Don’t fail the state

There is a reason why tiny, little-heard-of states in Latin America and the Caribbean are often called ‘Banana Republics.’ The term was coined by Author of Cabbages and Kings, American humourist, O. Henry, whose reference to Honduras as a ‘banana republic’ brought the phrase into common usage in the context of a certain breed of nation states.

These countries are characterised by their dependence on foreign aid, are constantly in the grip of a revolution, presided over by a dictatorial military ‘junta’ or ruling elite that sits in the lap of luxury, exaggerating its own power and importance, while its citizens are almost always caught in a vicious snare of contentious politics, bloody violence and depressing poverty. In today’s democratic (for the most part) world, such ‘republics’ are also referred to as ‘failed states’.

While Sri Lanka may not fit geographically into O. Henry’s pigeon hole, it is certainly starting to take on certain disturbingly similar features. The time has come, therefore, as the Walrus said, to talk now of many things, for silence would be tantamount failing ourselves.

The capital Colombo is a garrison city, barracks and barricades meet the eye at every street corner. Completely defeating the purpose of the uniflow system which was introduced to ease congestion on Colombo’s highways, roads are closed off at random, suspending the traffic flow and creating congestion for miles at peak hours, to allow a VIP motorcade to pass by. Even walking is prohibited when a VIP decides to ply Colombo’s streets, with pedestrians now being hustled into the nearest compound and held there at polite gunpoint by armed soldiers. Too often now, the citizens are left pondering exactly who the security forces are bound to protect – the people or the political leadership. While all necessary precautions must be taken to prevent the country slipping into a state of anarchy if the political leadership is annihilated, the people cannot be made to feel that their safety will be at any cost and no matter what the degree of inconvenience and harassment to the public.

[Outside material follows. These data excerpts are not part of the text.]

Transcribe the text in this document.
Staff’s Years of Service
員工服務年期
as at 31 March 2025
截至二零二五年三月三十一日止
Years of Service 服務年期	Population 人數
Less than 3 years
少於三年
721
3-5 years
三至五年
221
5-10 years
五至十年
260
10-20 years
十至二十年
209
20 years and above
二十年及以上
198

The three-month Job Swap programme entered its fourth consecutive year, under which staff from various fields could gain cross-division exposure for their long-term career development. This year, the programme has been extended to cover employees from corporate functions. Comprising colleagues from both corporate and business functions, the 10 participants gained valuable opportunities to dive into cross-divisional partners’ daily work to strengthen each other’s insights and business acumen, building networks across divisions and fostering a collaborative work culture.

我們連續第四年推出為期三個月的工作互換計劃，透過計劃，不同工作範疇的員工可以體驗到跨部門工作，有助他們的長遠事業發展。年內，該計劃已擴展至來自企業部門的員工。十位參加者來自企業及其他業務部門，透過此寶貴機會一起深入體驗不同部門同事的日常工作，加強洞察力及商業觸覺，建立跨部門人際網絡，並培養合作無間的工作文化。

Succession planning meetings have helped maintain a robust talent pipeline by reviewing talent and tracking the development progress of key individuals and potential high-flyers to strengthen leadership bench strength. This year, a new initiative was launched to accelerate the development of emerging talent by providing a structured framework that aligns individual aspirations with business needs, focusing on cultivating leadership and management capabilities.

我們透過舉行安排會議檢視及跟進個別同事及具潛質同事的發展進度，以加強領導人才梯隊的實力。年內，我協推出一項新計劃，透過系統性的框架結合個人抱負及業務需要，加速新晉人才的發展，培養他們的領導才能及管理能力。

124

Getting to a meeting on time has never been harder and the number of hours spent on travel during the working day has increased exponentially in recent times. All this translates eventually into a loss of man hours, decreased productivity and a colossal waste of energy and fuel – all factors that spell doom for an already beleaguered economy. After millions spent on video conferencing equipment and the technology now available, the time may be ripe to begin thinking out of the box when it comes to high level government meetings and the travel of senior government members and prime LTTE targets. If the people can put up with so much inconvenience, the least the ‘kings’ can do, is to give the bullet proof cars a rest occasionally and come up with alternative systems to minimise the hassle and heartache for the ordinary citizen on a daily basis.

We are, ceasefire agreement notwithstanding and for all intents and purposes, a nation at war. In attempting to lay siege upon the enemy and neutralise their power bases, we are ourselves besieged. By definition then, a nation on a war footing must take all necessary precautions to ensure its nerve centres are safeguarded from infiltration and terrorist threat and in doing so, a certain school of thought would argue, that civil liberties and the citizen’s right to ‘hassle-free’ living must surrender to a higher cause.

Indeed, a patriotic public may agree to grin and bear it for a time, if it means that the government will move swiftly to militarily defeat the LTTE and ensure that peace comes at last to this land that way. History teaches that this has always been easier said than done. A war that continues indefinitely will mean that the people’s patience also wears thin.

Already, the strains are beginning to show. We are a people bent double by the cost of living, with no hope of economic revival any time in the near future. The legislative arm of the government is almost a non-entity, with power vested in a tightly knit circle of players to whose beat the country is now being compelled to march. The prospect of all out war looms ahead of us and the government shows little or no sign of being interested in pursuing a political solution to the north east problem. Tourists and investors are on the run and our defence bills are skyrocketing. From an economic perspective, Sri Lanka is fast approaching ‘failed state’ status; let us hope that her leaders do not fail the people.